Lihatlah, cara mereka dipermainkan oleh si dukun yang telah bekerja sama dengan koleganya dari bangsa jin! Lihatlah, cara mereka menyengsarakan para pengusaha yang bingung untuk mencari solusi!
Setelah hubungan dirinya dengan dunia klenik tidak lancar, kepercayaan dirinya pun hilang. Ia menjadi lemah dan mudah berputus asa. Ia tidak tahu lagi harus berbuat apa dan memulai usaha dari mana. Selama ini, dalam menjalankan usahanya, ia selalu bergantung kepada arahan dan ramalan paranormal.
Nah, dari kasus tersebut dapat disimpulkan bahwa mereka adalah orang-orang yang takut dengan masa depan. Mereka akan optimis jika digambarkan bahwa masa depannya cemerlang. Sebaliknya, mereka berubah menjadi pesimis jika dikatakan bahwa masa depannya suram dan tidak menguntungkan.

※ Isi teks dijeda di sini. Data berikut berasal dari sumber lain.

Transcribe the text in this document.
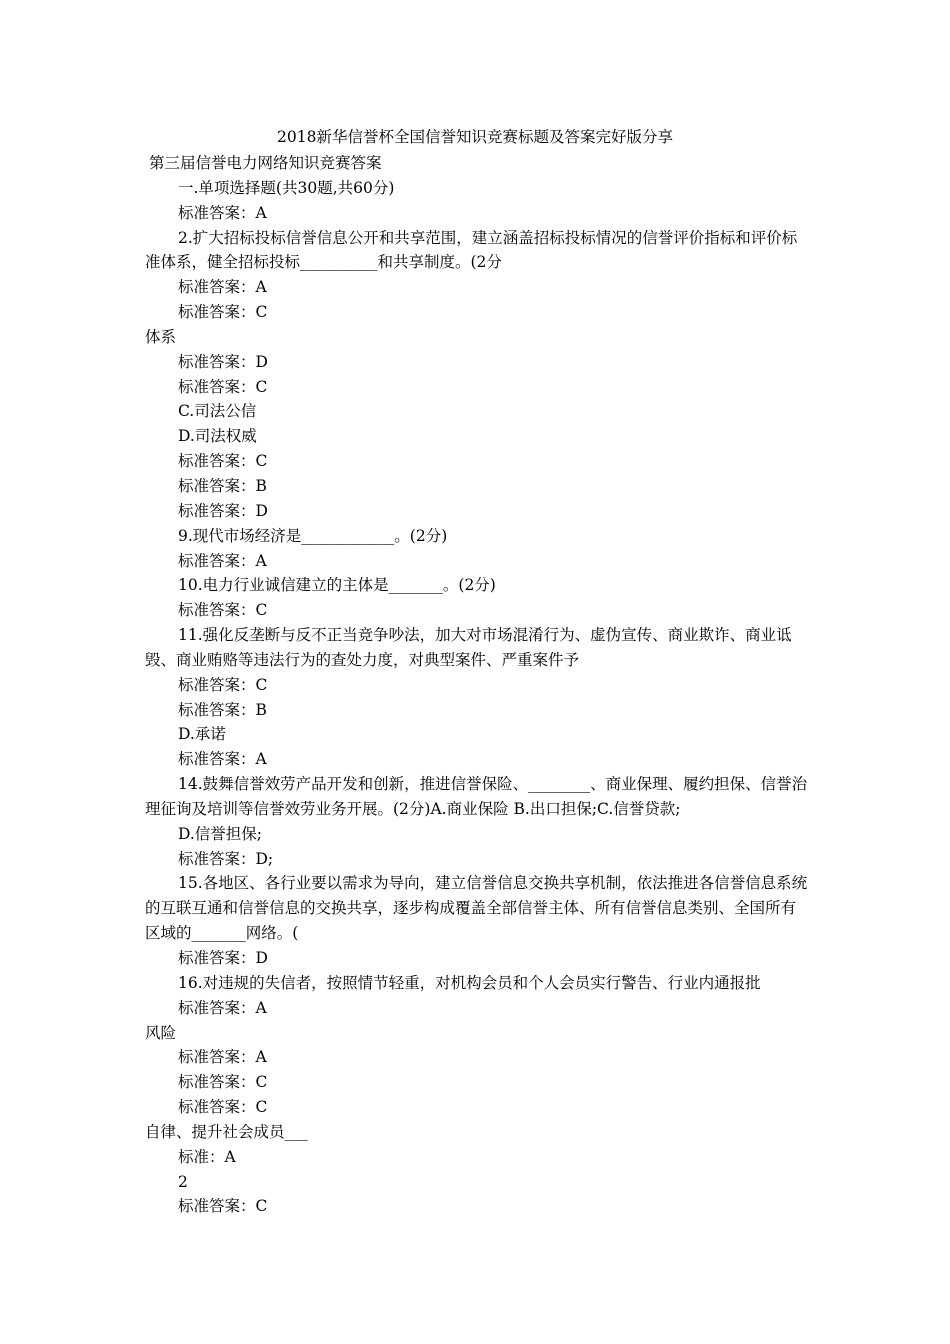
2018新华信誉杯全国信誉知识竞赛标题及答案完好版分享
第三届信誉电力网络知识竞赛答案
一.单项选择题(共30题,共60分)
标准答案：A
2.扩大招标投标信誉信息公开和共享范围，建立涵盖招标投标情况的信誉评价指标和评价标准体系，健全招标投标__________和共享制度。(2分
标准答案：A
标准答案：C
体系
标准答案：D
标准答案：C
C.司法公信
D.司法权威
标准答案：C
标准答案：B
标准答案：D
9.现代市场经济是____________。(2分)
标准答案：A
10.电力行业诚信建立的主体是_______。(2分)
标准答案：C
11.强化反垄断与反不正当竞争吵法，加大对市场混淆行为、虚伪宣传、商业欺诈、商业诋毁、商业贿赂等违法行为的查处力度，对典型案件、严重案件予
标准答案：C
标准答案：B
D.承诺
标准答案：A
14.鼓舞信誉效劳产品开发和创新，推进信誉保险、________、商业保理、履约担保、信誉治理征询及培训等信誉效劳业务开展。(2分)A.商业保险 B.出口担保;C.信誉贷款;
D.信誉担保;
标准答案：D;
15.各地区、各行业要以需求为导向，建立信誉信息交换共享机制，依法推进各信誉信息系统的互联互通和信誉信息的交换共享，逐步构成覆盖全部信誉主体、所有信誉信息类别、全国所有区域的_______网络。(
标准答案：D
16.对违规的失信者，按照情节轻重，对机构会员和个人会员实行警告、行业内通报批
标准答案：A
风险
标准答案：A
标准答案：C
标准答案：C
自律、提升社会成员___
标准：A
2
标准答案：C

Bila hal ini diteruskan dan dia tidak bertobat memohon ampun kepada Allah dan mengembalikan keyakinannya kepada Allah, ia akan menjadi manusia yang kehilangan kepercayaan. Hidupnya diliputi dengan kecemasan dan ketakutan menatap masa depan.
Ujungnya bukan solusi yang memberi kemudahan, tetapi ternyata malah kondisi yang makin terpuruk. Ibarat sudah jatuh sambil duduk, tertimpa tangga dan terbentur tembok pula. Oleh karena itu, hendaknya seorang pengusaha muslim harus tetap istiqamah dalam menghadapi rintangan bisnis, tetap optimis dalam keterpurukan, sambil terus bangkit mencari solusi dan jalan keluar yang disertai tawakal. Yang tidak kalah penting adalah berdoa kepada Allah, memohon kemudahan dan jalan keluar, serta mendekatkan diri kepada-Nya dengan berbagai amal saleh. Kejarlah satu-satunya Dzat yang mempunyai rezeki, yaitu Allah! Jangan hanya pandai mengejar peluang rezeki.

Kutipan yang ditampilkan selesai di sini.